SONHO


Edmundo Cordeiro


"Uma ideia - é muito simples. Não é um conceito, não é filosofia. Mesmo que de qualquer ideia possamos talvez tirar um conceito. Penso em Minnelli, que tem uma ideia extraordinária sobre o sonho. Ela é muito simples - nós podemos dizê-la -, e está enleada num processo cinematográfico que é a própria obra de Minnelli. A grande ideia de Minnelli sobre o sonho é que ele diz respeito antes de mais àqueles que não sonham. Por que é que isso lhes diz respeito? Porque, desde que há sonho do outro, há perigo. O sonho das pessoas é sempre um sonho devorador que ameaça engolir-nos. Que os outros sonhem - é muito perigoso. O sonho é uma terrível vontade de poder. Cada um de nós é mais ou menos vítima do sonho dos outros. Mesmo quando é a mais graciosa rapariguinha, é uma devoradora terrível, não pela sua alma, mas pelos seus sonhos. Desconfiem do sonho do outro, porque se são apanhados no sonho do outro, estão feitos." [Gilles Deleuze, "Qu'est-ce que l'acte de création?", in TRAFIC, 27, Automne 1998.]
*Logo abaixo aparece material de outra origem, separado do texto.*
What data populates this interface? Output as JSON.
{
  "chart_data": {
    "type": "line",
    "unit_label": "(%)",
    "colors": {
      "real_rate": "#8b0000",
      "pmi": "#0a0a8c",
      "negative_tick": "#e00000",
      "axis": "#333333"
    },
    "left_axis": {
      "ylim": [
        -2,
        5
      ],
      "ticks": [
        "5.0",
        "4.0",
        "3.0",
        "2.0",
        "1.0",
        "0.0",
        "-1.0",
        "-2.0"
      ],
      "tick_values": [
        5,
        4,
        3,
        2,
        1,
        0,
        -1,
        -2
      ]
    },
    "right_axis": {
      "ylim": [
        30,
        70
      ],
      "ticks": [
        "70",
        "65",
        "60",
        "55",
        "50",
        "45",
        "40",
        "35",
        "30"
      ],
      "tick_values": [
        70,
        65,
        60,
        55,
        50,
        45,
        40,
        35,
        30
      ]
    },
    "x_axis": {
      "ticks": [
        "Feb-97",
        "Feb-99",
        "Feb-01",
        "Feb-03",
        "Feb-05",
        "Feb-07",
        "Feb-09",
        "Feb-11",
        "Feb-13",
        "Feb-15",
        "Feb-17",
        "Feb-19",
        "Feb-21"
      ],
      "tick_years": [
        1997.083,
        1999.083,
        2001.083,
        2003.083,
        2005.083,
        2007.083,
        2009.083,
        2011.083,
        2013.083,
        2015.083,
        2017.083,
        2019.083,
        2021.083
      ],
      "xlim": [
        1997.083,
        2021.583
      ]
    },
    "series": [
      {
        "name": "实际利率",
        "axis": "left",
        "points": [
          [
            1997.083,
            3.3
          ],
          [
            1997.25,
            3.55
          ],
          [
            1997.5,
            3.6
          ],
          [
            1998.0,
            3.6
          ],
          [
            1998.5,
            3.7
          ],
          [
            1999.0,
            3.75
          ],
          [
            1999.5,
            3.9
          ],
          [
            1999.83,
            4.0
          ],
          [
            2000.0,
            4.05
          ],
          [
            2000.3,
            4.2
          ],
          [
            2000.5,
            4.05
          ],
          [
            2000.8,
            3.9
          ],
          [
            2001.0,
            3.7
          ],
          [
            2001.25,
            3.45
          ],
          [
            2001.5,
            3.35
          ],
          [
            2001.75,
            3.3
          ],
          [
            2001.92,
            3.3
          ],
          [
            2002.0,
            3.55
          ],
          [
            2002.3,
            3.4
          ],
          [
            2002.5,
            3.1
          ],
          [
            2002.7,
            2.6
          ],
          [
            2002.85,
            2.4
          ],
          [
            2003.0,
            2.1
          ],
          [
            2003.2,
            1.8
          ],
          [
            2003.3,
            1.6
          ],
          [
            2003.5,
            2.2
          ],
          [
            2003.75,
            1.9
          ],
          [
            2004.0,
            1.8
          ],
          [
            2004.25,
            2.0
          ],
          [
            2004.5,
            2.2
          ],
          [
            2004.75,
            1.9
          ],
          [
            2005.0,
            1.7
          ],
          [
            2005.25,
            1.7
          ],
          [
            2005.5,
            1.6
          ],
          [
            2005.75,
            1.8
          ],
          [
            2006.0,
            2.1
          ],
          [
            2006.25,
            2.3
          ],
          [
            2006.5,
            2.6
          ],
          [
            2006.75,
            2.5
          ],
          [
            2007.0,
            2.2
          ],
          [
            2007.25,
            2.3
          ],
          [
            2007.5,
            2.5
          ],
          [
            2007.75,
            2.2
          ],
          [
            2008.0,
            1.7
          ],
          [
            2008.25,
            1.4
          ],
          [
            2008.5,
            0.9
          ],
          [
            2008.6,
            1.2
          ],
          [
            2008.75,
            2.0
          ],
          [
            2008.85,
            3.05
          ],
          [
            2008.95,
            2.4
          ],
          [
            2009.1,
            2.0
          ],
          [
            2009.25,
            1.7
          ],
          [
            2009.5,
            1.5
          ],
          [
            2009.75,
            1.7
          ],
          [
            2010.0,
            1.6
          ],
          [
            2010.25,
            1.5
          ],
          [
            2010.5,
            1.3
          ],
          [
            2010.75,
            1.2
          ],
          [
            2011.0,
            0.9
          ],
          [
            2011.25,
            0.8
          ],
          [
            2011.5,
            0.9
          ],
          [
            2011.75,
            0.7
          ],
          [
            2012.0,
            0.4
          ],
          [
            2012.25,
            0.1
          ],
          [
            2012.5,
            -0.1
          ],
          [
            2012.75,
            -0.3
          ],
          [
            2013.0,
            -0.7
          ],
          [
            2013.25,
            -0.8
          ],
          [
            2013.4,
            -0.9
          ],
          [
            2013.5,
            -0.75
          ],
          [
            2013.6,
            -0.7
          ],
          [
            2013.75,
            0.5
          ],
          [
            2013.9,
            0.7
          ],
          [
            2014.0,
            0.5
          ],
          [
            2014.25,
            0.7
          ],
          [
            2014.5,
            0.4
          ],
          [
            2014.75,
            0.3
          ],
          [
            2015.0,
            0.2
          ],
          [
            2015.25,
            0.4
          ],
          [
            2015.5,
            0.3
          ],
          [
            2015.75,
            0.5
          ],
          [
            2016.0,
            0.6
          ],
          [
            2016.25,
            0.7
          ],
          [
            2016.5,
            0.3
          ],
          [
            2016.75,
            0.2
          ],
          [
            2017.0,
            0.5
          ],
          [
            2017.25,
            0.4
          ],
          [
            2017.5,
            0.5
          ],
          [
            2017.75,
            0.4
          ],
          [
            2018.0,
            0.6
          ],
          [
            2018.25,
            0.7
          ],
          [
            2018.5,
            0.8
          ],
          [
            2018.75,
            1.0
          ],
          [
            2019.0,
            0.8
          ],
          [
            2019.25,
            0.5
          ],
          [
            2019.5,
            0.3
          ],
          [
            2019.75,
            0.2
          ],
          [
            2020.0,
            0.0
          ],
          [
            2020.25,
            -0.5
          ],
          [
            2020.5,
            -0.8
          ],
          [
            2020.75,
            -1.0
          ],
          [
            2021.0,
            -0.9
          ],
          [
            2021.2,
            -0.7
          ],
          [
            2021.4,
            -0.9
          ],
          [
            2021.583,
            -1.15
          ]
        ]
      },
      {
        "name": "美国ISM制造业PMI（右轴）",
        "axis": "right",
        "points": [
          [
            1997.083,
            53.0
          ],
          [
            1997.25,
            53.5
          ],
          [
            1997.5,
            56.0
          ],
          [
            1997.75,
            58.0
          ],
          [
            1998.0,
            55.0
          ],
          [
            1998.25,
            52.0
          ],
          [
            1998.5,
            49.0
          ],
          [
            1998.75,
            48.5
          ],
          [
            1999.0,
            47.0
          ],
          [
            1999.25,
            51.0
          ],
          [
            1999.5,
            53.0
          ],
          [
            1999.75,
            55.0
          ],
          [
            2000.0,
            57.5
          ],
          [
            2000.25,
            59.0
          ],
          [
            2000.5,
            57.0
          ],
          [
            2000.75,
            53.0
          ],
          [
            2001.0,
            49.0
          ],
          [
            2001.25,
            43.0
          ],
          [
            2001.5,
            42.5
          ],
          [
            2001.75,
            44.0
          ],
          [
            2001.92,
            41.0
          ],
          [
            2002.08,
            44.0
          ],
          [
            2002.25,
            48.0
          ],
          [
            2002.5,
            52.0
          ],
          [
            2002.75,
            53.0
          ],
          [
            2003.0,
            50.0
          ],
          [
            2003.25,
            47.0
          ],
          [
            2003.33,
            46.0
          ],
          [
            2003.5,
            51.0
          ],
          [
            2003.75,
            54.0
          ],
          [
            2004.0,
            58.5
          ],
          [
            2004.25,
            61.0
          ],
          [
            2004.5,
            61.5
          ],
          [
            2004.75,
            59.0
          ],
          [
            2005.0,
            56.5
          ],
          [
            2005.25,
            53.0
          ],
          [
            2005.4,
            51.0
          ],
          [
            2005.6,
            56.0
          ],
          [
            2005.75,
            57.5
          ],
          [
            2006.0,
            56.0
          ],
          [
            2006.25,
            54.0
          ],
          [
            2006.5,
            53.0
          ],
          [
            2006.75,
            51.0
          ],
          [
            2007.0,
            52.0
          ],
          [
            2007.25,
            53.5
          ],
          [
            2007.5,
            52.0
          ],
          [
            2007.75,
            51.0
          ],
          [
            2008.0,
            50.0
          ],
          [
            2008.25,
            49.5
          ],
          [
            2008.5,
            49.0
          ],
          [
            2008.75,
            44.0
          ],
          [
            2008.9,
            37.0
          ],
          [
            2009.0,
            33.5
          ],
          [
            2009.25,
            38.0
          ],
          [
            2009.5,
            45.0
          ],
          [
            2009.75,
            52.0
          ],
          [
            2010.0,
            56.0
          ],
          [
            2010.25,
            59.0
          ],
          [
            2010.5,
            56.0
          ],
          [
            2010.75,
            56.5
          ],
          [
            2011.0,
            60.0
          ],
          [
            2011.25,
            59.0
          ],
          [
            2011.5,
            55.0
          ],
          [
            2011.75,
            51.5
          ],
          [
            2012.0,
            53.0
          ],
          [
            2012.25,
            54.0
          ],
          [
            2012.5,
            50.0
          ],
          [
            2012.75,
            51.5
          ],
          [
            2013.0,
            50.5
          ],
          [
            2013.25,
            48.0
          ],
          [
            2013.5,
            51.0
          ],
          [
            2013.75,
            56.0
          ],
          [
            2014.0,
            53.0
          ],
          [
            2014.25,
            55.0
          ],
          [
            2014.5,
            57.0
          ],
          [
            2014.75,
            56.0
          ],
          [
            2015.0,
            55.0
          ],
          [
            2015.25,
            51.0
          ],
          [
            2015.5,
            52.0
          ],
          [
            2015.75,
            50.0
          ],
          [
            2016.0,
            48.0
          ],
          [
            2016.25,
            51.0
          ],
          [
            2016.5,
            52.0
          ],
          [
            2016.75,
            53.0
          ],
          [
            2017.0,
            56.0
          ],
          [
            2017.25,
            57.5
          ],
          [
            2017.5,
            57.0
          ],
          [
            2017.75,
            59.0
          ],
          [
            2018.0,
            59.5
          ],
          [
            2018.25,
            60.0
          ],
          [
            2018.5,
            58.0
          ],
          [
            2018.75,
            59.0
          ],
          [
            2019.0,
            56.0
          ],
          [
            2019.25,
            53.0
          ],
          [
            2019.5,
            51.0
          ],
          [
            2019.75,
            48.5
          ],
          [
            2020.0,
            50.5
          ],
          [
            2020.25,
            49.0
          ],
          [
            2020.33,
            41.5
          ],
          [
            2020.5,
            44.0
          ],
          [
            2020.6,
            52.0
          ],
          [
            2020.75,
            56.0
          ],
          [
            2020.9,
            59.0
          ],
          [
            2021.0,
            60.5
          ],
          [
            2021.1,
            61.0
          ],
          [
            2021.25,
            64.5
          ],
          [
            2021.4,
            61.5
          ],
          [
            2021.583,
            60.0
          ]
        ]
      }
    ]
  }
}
Esta é uma ideia de sonho. Não é abstracta, como "o" sonho. É o sonho enquanto sonho do outro que nos prende. Há alguém que sonha por nós ou que sonha connosco. E isso não é fácil. Mais do que ser constrangedor, é uma limitação fundamental à nossa capacidade de agir na exacta medida em que sejamos apanhados por esse sonho. Como é que somos apanhados? Muitas vezes não nos damos conta. Normalmente somos apanhados quando agimos em função desse sonho, para corresponder a esse sonho, que não é o nosso e que nos prende à necessidade de não decepcionar, de fazer conforme, etc… Os sonhos dos outros dizem-nos respeito não só POR podermos ser apanhados por eles, mas igualmente PARA não cairmos neles.